The populations of X. atrata are divided into two subspecies by Lafontaine (1998). The nominate subspecies is currently known from British Columbia. The northern subspecies X. a. yukona (McDunnough) is likely to occur in the northern part of the province. It is smaller and paler than X. a. atrata.
Xestia is a large and diverse genus found throughout temperate, alpine, and arctic portions of the Northern Hemisphere. The genus is subdivided into three subgenera, Xestia, Megasema, and Pachnobia, by Lafontaine (1998).
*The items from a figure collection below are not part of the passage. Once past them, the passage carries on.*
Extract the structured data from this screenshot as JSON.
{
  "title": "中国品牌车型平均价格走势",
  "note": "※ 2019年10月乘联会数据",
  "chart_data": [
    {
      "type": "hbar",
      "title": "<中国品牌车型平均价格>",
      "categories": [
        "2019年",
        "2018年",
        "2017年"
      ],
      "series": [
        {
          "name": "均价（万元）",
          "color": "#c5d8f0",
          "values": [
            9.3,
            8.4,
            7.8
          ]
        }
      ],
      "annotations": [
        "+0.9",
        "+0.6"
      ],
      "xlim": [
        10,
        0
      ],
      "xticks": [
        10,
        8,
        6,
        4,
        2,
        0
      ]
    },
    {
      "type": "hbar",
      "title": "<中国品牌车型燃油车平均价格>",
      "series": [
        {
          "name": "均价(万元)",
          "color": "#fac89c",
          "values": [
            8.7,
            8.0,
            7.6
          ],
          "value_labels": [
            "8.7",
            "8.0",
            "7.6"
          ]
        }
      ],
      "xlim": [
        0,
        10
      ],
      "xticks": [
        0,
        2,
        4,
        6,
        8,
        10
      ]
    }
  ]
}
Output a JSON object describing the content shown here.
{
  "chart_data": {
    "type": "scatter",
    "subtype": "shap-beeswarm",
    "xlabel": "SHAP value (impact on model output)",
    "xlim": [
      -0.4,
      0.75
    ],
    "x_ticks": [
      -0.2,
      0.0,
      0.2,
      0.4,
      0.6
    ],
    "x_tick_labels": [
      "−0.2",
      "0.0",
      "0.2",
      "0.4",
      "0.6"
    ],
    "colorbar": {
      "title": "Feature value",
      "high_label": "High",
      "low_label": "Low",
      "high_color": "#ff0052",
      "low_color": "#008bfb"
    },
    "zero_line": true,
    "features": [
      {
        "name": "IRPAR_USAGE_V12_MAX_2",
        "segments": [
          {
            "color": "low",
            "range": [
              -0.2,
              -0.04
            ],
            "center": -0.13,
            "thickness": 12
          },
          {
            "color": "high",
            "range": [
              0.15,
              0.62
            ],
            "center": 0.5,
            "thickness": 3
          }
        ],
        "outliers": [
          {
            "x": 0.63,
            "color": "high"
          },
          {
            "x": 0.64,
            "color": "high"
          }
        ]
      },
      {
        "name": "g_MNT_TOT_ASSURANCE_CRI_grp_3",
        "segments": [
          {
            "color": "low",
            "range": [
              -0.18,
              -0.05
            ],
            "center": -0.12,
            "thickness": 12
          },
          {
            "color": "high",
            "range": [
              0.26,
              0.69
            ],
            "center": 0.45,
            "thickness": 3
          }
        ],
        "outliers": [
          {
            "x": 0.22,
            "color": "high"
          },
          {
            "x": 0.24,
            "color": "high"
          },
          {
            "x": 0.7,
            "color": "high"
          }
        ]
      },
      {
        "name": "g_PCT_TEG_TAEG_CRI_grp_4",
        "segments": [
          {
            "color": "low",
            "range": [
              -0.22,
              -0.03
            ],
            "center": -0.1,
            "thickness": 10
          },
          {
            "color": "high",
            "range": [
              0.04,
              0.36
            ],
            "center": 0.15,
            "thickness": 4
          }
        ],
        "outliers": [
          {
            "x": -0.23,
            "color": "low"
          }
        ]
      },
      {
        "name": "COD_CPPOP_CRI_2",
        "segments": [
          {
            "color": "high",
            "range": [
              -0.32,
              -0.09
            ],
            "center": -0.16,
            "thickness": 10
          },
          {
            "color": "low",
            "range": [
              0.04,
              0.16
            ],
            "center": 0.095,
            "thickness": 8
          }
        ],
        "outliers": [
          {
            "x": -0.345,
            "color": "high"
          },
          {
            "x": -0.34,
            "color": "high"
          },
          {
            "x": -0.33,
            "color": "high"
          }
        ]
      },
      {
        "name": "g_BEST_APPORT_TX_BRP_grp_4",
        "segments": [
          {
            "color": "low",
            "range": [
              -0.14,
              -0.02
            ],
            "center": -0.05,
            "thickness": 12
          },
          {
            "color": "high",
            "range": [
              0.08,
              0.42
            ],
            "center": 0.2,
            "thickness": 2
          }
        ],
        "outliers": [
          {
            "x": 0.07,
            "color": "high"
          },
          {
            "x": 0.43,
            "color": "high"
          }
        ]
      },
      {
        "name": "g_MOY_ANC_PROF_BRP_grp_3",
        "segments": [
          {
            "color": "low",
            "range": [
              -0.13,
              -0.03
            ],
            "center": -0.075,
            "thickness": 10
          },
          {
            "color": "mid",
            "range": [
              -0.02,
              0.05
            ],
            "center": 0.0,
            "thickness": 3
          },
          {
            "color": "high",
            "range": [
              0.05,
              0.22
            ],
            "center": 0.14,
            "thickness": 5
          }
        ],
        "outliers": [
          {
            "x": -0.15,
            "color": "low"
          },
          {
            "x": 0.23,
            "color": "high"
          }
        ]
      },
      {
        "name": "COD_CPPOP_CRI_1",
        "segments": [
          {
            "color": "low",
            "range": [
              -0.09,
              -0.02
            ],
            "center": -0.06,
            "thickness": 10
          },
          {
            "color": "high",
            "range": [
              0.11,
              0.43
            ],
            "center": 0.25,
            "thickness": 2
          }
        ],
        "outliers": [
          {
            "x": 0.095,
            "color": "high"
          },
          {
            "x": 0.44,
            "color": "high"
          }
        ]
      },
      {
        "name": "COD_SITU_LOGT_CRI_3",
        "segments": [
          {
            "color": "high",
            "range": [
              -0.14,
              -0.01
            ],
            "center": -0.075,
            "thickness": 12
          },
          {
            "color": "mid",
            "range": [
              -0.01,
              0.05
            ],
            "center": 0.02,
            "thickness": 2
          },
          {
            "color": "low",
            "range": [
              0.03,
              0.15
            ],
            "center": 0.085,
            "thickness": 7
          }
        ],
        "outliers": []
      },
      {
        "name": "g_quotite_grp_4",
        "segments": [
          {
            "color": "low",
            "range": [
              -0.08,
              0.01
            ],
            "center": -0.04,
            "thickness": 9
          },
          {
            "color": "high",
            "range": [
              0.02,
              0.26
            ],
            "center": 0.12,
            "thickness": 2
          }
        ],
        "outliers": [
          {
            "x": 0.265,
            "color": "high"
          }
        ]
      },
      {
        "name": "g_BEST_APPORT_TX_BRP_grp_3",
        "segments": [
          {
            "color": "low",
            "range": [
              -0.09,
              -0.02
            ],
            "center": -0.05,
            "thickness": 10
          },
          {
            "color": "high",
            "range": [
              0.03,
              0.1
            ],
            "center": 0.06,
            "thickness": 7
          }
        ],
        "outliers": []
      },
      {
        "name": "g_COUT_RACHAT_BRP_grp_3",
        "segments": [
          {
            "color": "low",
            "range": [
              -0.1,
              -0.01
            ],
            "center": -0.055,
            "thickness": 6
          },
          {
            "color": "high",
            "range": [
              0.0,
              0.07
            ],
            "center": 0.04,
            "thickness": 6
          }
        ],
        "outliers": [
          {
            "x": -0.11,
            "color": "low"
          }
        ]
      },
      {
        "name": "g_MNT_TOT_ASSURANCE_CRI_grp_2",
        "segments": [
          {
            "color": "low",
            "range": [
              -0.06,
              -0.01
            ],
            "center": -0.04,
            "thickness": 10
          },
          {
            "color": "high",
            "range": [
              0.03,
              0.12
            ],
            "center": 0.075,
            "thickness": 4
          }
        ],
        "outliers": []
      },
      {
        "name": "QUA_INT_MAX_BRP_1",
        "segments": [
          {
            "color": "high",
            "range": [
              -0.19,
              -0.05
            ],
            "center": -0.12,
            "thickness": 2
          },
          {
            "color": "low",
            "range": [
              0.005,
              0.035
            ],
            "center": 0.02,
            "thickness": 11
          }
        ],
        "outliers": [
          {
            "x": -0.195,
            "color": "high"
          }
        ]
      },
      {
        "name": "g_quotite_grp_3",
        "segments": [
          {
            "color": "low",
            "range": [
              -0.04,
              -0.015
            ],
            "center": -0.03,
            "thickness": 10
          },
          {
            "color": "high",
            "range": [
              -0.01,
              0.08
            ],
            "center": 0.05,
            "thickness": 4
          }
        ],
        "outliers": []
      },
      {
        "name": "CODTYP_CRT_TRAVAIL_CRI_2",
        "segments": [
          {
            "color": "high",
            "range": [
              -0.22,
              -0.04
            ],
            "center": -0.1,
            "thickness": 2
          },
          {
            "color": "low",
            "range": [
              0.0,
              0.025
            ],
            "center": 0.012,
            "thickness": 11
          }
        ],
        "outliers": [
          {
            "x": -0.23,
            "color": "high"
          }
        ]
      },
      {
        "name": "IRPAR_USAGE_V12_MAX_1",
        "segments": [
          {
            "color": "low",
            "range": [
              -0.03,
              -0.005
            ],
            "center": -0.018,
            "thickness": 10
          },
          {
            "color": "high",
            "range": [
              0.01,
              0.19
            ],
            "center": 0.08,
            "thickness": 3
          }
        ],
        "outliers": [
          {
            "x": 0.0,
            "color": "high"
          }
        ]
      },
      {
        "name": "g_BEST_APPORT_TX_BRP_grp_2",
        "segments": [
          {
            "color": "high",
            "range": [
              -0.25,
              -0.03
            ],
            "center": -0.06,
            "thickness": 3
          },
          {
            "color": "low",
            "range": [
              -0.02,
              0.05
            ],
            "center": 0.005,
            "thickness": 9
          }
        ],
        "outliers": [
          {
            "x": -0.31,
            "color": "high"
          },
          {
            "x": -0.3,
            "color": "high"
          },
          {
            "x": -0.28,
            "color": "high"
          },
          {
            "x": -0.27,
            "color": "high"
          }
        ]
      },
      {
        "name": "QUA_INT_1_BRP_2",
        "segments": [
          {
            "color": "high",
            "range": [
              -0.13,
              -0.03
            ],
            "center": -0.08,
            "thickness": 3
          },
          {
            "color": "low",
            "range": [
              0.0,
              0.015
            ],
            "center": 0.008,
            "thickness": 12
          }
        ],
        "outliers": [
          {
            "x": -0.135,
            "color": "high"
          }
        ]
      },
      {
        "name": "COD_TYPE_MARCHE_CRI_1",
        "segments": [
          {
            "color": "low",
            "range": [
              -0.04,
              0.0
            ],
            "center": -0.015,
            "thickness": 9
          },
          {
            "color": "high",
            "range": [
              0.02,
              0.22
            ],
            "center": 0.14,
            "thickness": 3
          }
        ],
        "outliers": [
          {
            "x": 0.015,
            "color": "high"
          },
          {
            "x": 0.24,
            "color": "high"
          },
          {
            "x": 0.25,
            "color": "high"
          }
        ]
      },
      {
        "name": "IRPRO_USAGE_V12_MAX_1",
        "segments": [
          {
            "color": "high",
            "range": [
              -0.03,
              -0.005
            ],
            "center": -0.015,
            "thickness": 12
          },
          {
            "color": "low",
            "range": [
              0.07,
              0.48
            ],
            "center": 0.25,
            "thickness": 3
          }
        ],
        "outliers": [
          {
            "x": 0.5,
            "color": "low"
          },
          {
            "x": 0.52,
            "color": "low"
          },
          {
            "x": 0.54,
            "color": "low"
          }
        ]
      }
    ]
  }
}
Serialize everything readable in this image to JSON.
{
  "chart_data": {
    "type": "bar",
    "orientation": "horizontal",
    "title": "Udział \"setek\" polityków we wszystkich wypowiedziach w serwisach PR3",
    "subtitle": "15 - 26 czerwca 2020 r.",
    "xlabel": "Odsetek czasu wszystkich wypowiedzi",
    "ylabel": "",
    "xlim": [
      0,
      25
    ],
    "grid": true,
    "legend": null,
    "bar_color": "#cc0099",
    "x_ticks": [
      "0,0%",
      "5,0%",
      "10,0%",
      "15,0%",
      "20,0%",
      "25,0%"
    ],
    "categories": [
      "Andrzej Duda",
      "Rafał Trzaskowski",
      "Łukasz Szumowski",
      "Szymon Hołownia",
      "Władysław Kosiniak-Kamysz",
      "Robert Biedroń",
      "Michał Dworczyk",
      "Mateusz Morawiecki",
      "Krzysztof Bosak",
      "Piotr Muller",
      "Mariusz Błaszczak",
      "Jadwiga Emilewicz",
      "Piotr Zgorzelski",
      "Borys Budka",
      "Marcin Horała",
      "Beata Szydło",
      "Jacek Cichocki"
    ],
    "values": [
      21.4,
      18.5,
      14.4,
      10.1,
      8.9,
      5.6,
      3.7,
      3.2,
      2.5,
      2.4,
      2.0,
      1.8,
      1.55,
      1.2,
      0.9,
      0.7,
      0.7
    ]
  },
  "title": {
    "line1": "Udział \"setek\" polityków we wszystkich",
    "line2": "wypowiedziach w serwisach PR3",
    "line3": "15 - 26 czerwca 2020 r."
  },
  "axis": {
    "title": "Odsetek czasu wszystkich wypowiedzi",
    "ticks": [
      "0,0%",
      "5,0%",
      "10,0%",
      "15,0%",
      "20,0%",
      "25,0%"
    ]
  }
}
The genus is defined by a thumb-like ventral extension called the pollex which arises from the base of the clasper of the male valve. Over half of the North American species are found in the Northwest. Xestia atrata is a member of the subgenus Pachnobia.
This species is occurs in arctic tundra and boreal spruce-fir forests, extending southward at high elevations in the alpine zone of the Rocky Mountain region. It is rare and sporadic in the Pacific Northwest. The habitat in the Northwest is not known.
The range of Xestia atrata is limited to south-eastern British Columbia. However, it is likely that it also occurs in the northern part of the province (Lafontaine 1998).
Xestia atrata has a Holarctic distribution. It occurs in eastern Siberia in the Old World. In North America it has been found from eastern Alaska to Labrador south to Lake Superior and northern New England in the East. The range extends south through the Rocky Mountains to northern Colorado.
No information is presently available regarding larval foodplants of this species.
Xestia atrata flies from late June to early August across its entire range (Lafontaine 1998). It is nocturnal and comes to light.